On the morning the meeting was scheduled, Krista Wyatt, a former firefighter elected to city council in 2018 and the only member expected to vote against the ordinance, formally resigned. In an accompanying statement, Wyatt wrote: “There is a core group of people who have hijacked the council to force their personal, political and religious views on the entire citizenship of Lebanon. It is not fair to the citizens and is not the role of a City Council member to be a moral compass.”

Dozens of people spoke at the meeting later that evening. Some sang, many shared deeply personal experiences of rape or miscarriages and a few even led prayers. Just outside the doors of city hall, pro-choice and anti-abortion groups similarly squared off, shouting at each other and urging passersby to honk in support of one side or the other.
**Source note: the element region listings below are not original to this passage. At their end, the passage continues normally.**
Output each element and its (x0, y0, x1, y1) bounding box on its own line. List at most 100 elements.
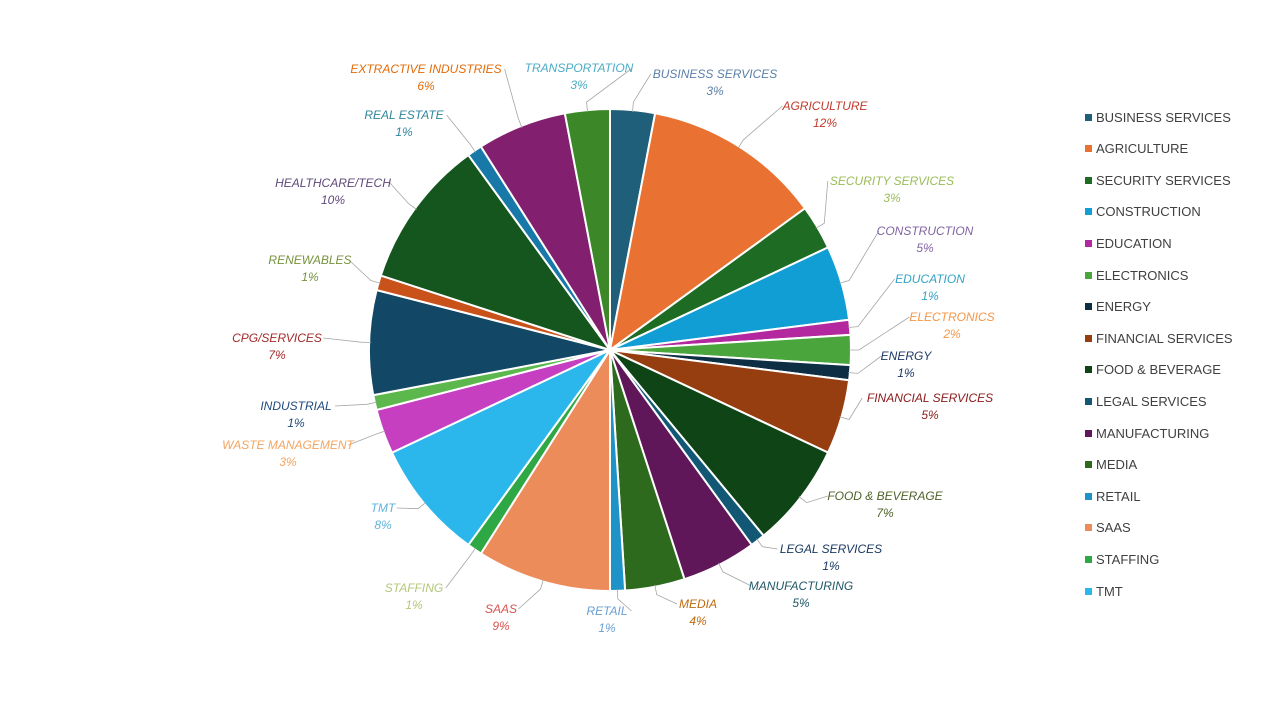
slice-percent-label: 3% (883, 191, 901, 205)
leader-line (654, 584, 678, 605)
legend-label: TMT (1096, 583, 1123, 599)
legend-label: FOOD & BEVERAGE (1096, 362, 1221, 378)
legend-label: SECURITY SERVICES (1096, 172, 1231, 188)
legend-item: MANUFACTURING (1085, 424, 1209, 442)
legend-item: ENERGY (1085, 298, 1151, 316)
legend-label: CONSTRUCTION (1096, 204, 1201, 220)
slice-percent-label: 1% (921, 289, 939, 303)
slice-percent-label: 5% (916, 241, 934, 255)
legend-swatch (1085, 587, 1092, 595)
slice-percent-label: 1% (287, 416, 305, 430)
legend-item: RETAIL (1085, 487, 1141, 505)
slice-label: BUSINESS SERVICES (653, 67, 778, 81)
legend-item: SECURITY SERVICES (1085, 171, 1231, 189)
leader-line (632, 73, 652, 113)
slice-label: TMT (371, 501, 397, 515)
legend-label: ENERGY (1096, 299, 1151, 315)
legend-item: FINANCIAL SERVICES (1085, 329, 1233, 347)
slice-label: FOOD & BEVERAGE (827, 489, 943, 503)
legend-label: SAAS (1096, 520, 1131, 536)
leader-line (348, 259, 381, 284)
legend-item: AGRICULTURE (1085, 140, 1188, 158)
leader-line (839, 230, 880, 284)
slice-label: MEDIA (679, 597, 717, 611)
leader-line (323, 337, 372, 343)
leader-line (446, 114, 477, 153)
slice-label: MANUFACTURING (749, 579, 853, 593)
slice-label: EDUCATION (895, 272, 965, 286)
leader-line (389, 182, 417, 210)
slice-percent-label: 4% (689, 614, 707, 628)
legend-swatch (1085, 145, 1092, 153)
legend-swatch (1085, 271, 1092, 279)
slice-percent-label: 1% (822, 559, 840, 573)
legend-swatch (1085, 461, 1092, 469)
slice-label: ENERGY (881, 349, 933, 363)
legend-swatch (1085, 555, 1092, 563)
legend-item: LEGAL SERVICES (1085, 392, 1207, 410)
slice-percent-label: 1% (598, 621, 616, 635)
leader-line (586, 67, 633, 113)
slice-percent-label: 5% (792, 596, 810, 610)
legend-label: STAFFING (1096, 551, 1160, 567)
slice-percent-label: 1% (897, 366, 915, 380)
legend-label: FINANCIAL SERVICES (1096, 330, 1233, 346)
leader-line (847, 355, 882, 374)
slice-percent-label: 3% (570, 78, 588, 92)
slice-percent-label: 12% (813, 116, 837, 130)
slice-label: LEGAL SERVICES (780, 542, 882, 556)
slice-percent-label: 1% (301, 270, 319, 284)
legend-swatch (1085, 303, 1092, 311)
slice-label: REAL ESTATE (364, 108, 444, 122)
slice-label: SAAS (485, 602, 517, 616)
slice-label: AGRICULTURE (781, 99, 868, 113)
leader-line (718, 562, 752, 587)
slice-percent-label: 9% (492, 619, 510, 633)
leader-line (518, 579, 544, 610)
legend-swatch (1085, 176, 1092, 184)
legend-item: STAFFING (1085, 550, 1159, 568)
leader-line (847, 278, 895, 328)
slice-label: HEALTHCARE/TECH (275, 176, 391, 190)
leader-line (348, 430, 386, 446)
slice-percent-label: 7% (268, 348, 286, 362)
slice-label: ELECTRONICS (909, 310, 994, 324)
leader-line (445, 547, 477, 589)
leader-line (839, 397, 863, 420)
legend-label: LEGAL SERVICES (1096, 393, 1207, 409)
slice-label: CONSTRUCTION (877, 224, 974, 238)
leader-line (798, 495, 829, 504)
slice-label: WASTE MANAGEMENT (222, 438, 355, 452)
leader-line (617, 588, 632, 612)
legend-item: MEDIA (1085, 456, 1137, 474)
leader-line (334, 401, 377, 407)
legend-swatch (1085, 492, 1092, 500)
legend-swatch (1085, 113, 1092, 121)
leader-line (396, 501, 427, 510)
slice-label: RENEWABLES (268, 253, 351, 267)
slice-percent-label: 3% (706, 84, 724, 98)
slice-percent-label: 6% (417, 79, 435, 93)
legend-item: CONSTRUCTION (1085, 203, 1201, 221)
slice-label: TRANSPORTATION (525, 61, 634, 75)
legend-item: BUSINESS SERVICES (1085, 108, 1231, 126)
slice-percent-label: 7% (876, 506, 894, 520)
slice-percent-label: 10% (321, 193, 345, 207)
slice-percent-label: 1% (395, 125, 413, 139)
leader-line (737, 105, 783, 149)
leader-line (815, 180, 829, 229)
legend-item: TMT (1085, 582, 1123, 600)
leader-line (504, 68, 523, 128)
legend-label: EDUCATION (1096, 235, 1172, 251)
slice-label: CPG/SERVICES (232, 331, 322, 345)
slice-label: INDUSTRIAL (260, 399, 331, 413)
legend-label: MEDIA (1096, 457, 1138, 473)
legend-label: MANUFACTURING (1096, 425, 1210, 441)
slice-label: STAFFING (385, 581, 443, 595)
slice-label: RETAIL (586, 604, 627, 618)
slice-percent-label: 1% (405, 598, 423, 612)
legend-swatch (1085, 524, 1092, 532)
slice-percent-label: 8% (374, 518, 392, 532)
Ultimately though, the vote was a resolute 6-0, making Lebanon the 29th city in the nation, and the first city in Ohio, to pass an enforceable ordinance outlawing abortion within their city limits. As the nation waits for a supreme court ruling on abortion rights, pro-choice advocates and activists across the US know first-hand that any upcoming national ruling might be almost irrelevant given what’s already taken place in Ohio and beyond.

For the last few months, small municipalities – many without any standing abortion clinics – like Lebanon, Mason and soon maybe others, have outlawed abortion. Though women in those cities can still travel to get an abortion, the bans send an intimidating message.

Bypassing statehouses and targeting smaller towns and cities governed by council has emerged as a successful strategy for anti-abortion advocates in recent years. In July, a report from the Guttmacher Institute revealed that at least 30 towns in six states – Arkansas, Indiana, New Mexico, New York, Ohio and Texas – have approved municipal abortion bans in the last three years. Some of these ordinances also target specific abortion funds and organizations providing other types of practical support to abortion patients.